One leading rational of this work is to investigate the model’s ability to address ecological challenges such as estimating the abundance of a given species (census) or detecting anomalous spatial features. We use both mobile and immobile simulated transects to illustrate how the model could be used in the first problem. The probability of counting the same animal multiple times can then be estimated using Monte Carlo simulations. The second issue is, for instance, to detect spatial voids in empirical movement paths. The location of animals may present empty spatial voids (or holes) of various sizes. This may be related to environmental conditions such as urban areas, water, cliff, or other ecological reasons (such as interactions with other individuals \(\textit{e.g.}\) repulsive marks) and other factors. Using numerical simulations of the model, we are able to detect anomalous voids in the dataset, that are not related to randomness but to human activity. The void 1 (deer 1) reveals that some environmental changes took place between the recording time of the GPS location in 2010 and the satellite image in 2018. After cross-checking with additional information from the OFB, we learned that the identified area was a forest enclosure. This explains why the deer was not able to reach this area.
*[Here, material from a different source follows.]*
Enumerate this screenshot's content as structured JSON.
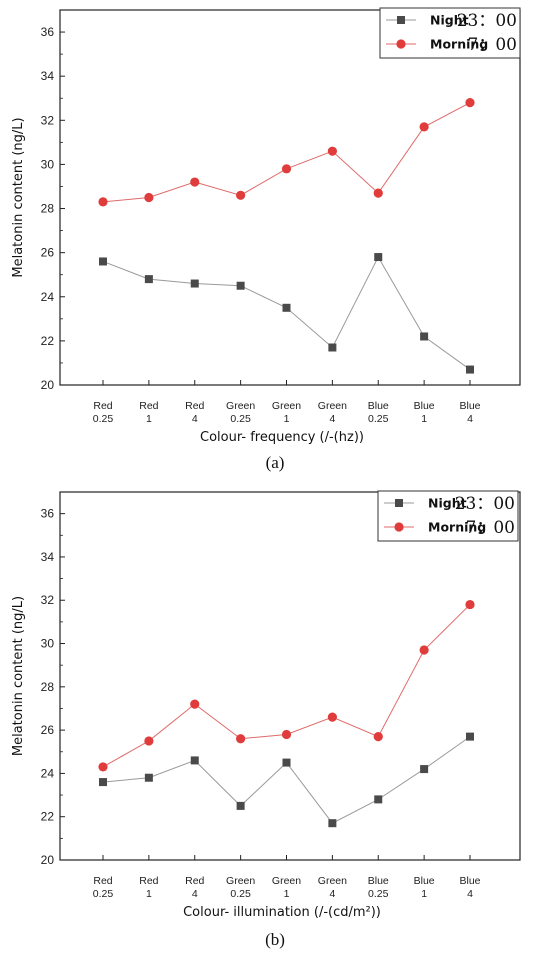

Both voids 1 and 2 of deer 4 also are related to human activities: forest roads, buildings and one artificial reservoir.

This work introduces a tractable model, based on a two-dimensional BCR for describing animal movement in discrete time and continuous space. The model allows for a direct and explicit estimation of the three parameters that provide the optimal design regarding the studied statistics. Moreover, it allows for deriving reliable (i.e. independent from the GPS sampling rate) and quantitative information about the components of animal movement. Results show that combining the parameters is a key component in modeling movement, while allowing for an accurate description of the turning angles, home range size and census issues. The model also has practical applications for addressing ecological issues such as census or spatial anomalies. While we only focus on 5 animals to demonstrate the approach, the model is general and can be applied to any other species. We considered only one attractor per animal in the proposed approach and both the existence and influence of multiple attractors are yet to be investigated. Additional behavior features such as the spatial reinforcement, memory of n previous steps, activity rhythms (such as the circadian cycle), distance from the attractor, landscape/habitat effect66, interactions with other animals and topological issues are currently being investigated and will be included in a future work. Comparing the proposed method to other existing approaches, such as the HMMs, would allow for evaluating its benefits and disadvantages in terms of both precision (error) and computational resources. In particular, the scale invariance of the parameters may provide a benefit compared to other scale-dependent approaches. An additional improvement would be to consider \(d_{\min }\) as an average speed cutoff instead of a distance cutoff. This would allow for capturing immobile or slower movements independently from the average sampling time \({\overline{T}}\). Another point of interest is the development of a continuous version of the proposed model, where the direction of the step is drawn from a specific distribution, whose parameters are yet to be empirically characterized.